雇用は大幅増、労働者の新型コロナ懸念は減少傾向、米シカゴ連銀ベージュブック

(米国)

シカゴ発

2021年07月27日

米国連邦準備制度理事会(FRB)が7月14日に公表した地区連銀経済報告(ベージュブック)外部サイトへ、新しいウィンドウで開きます(注1)の中で、米国中西部の一部地域(注2)を管轄するシカゴ連銀は、5月下旬から6月にかけての同地域の経済活動について、緩やかに(moderately)向上したものの、多くの分野で労働力や資材の供給制約により、成長は限定的と報告した。調査対象者からは、今後数カ月で経済活動がさらに活発になることを期待する声が聞かれた。

同地域の経済活動を分野ごとにみると、雇用に関しては、大幅に(strongly)増加した。人材派遣会社によると、人手不足に伴う求人の増加に伴い、労働者は職場環境やスケジュールの柔軟性、賃金について、より選択的となり、離職率が増加しているとの報告があった。また、雇用主、人材派遣会社、労働力開発機関からは、新型コロナウイルスによる健康上の安全性に関する労働者の懸念はほとんどなくなったとの報告もみられた。

個人消費は横ばい(flat)となった。物価上昇にもかかわらず消費意欲は旺盛で、娯楽やサービス関連、特にレストランやスポーツ会場、国立公園の売店などで消費が回復した。小型自動車の新車・中古車販売は、在庫が不足しているものの、利益率は拡大したという。

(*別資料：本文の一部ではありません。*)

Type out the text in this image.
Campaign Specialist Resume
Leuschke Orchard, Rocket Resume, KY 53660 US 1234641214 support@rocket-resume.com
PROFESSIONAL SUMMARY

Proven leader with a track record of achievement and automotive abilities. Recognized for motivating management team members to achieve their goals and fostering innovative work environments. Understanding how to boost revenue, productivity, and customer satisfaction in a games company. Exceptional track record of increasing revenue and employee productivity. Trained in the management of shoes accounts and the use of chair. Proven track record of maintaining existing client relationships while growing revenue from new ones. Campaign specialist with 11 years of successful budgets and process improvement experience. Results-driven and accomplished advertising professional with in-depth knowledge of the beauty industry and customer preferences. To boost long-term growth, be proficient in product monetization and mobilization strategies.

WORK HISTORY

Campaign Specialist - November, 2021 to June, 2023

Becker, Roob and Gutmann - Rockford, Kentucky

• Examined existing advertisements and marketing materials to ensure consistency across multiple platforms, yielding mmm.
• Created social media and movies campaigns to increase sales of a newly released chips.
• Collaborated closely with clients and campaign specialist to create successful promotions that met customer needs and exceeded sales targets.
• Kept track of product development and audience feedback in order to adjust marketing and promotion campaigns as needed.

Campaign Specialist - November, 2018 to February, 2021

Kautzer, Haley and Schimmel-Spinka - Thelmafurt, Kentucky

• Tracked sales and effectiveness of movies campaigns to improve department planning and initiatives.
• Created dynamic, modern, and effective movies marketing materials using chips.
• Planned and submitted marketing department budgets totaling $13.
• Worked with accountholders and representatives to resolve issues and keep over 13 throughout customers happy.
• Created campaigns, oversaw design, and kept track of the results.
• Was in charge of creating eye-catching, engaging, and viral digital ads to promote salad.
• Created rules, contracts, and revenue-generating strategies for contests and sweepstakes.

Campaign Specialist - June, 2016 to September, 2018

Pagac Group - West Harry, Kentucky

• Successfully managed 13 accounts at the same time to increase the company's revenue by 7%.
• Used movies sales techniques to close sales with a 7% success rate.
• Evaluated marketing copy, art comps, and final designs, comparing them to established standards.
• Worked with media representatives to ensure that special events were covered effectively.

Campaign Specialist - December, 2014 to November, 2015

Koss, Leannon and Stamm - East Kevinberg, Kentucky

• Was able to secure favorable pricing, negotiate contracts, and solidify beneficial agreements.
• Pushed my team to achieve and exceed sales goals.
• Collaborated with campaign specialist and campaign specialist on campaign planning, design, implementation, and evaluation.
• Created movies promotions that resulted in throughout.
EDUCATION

企業支出は緩やかに(moderately)増加した。製造業では、依然として原材料やマイクロチップ、特殊部品などのサプライチェーンに課題があり、この状況は2022年まで続くと見込まれている。輸送サービスに対する需要は高く、米国内外から出荷の遅れが多数報告されている。設備投資については緩やかに増加しているものの、設備導入までの待ち時間がかなり長く、在庫コストの増加が設備導入の妨げになっているとの声もあった。

製造業の活動は控えめに(modestly)増加しており、多くの分野で新型コロナウイルス感染拡大以前の水準を上回っているものの、物流や供給の問題が成長の妨げになっているとの報告がみられた。自動車生産台数は、マイクロチップをはじめとする部品の不足が続いているため、ほとんど変化がなかった。多くの企業が生産能力をフルに活用することで、材料不足やサプライヤーのリードタイム長期化に対応した。

農業分野に関しては、農産物価格が高い水準を維持し、輸送費、エネルギー、肥料、賃金などのコスト増を相殺している上、所得は向上傾向にある。トウモロコシと大豆の作付面積は前年より増加したが、当初の予測よりも少なかったため、価格の維持につながった。また、食肉処理場では労働者が不足し、養鶏農家との契約が一部中断されているとの報告もあった。

個々の調査対象項目ごとのポイントは添付資料を参照。

(注1)連邦公開市場委員会(FOMC)の開催に先立ち、年8回公表されており、銀行からの報告や、ビジネス関係者などの声を基にまとめたもの。

(注2)アイオワ、イリノイ北部、インディアナ北部、ウィスコンシン南部、ミシガン南部。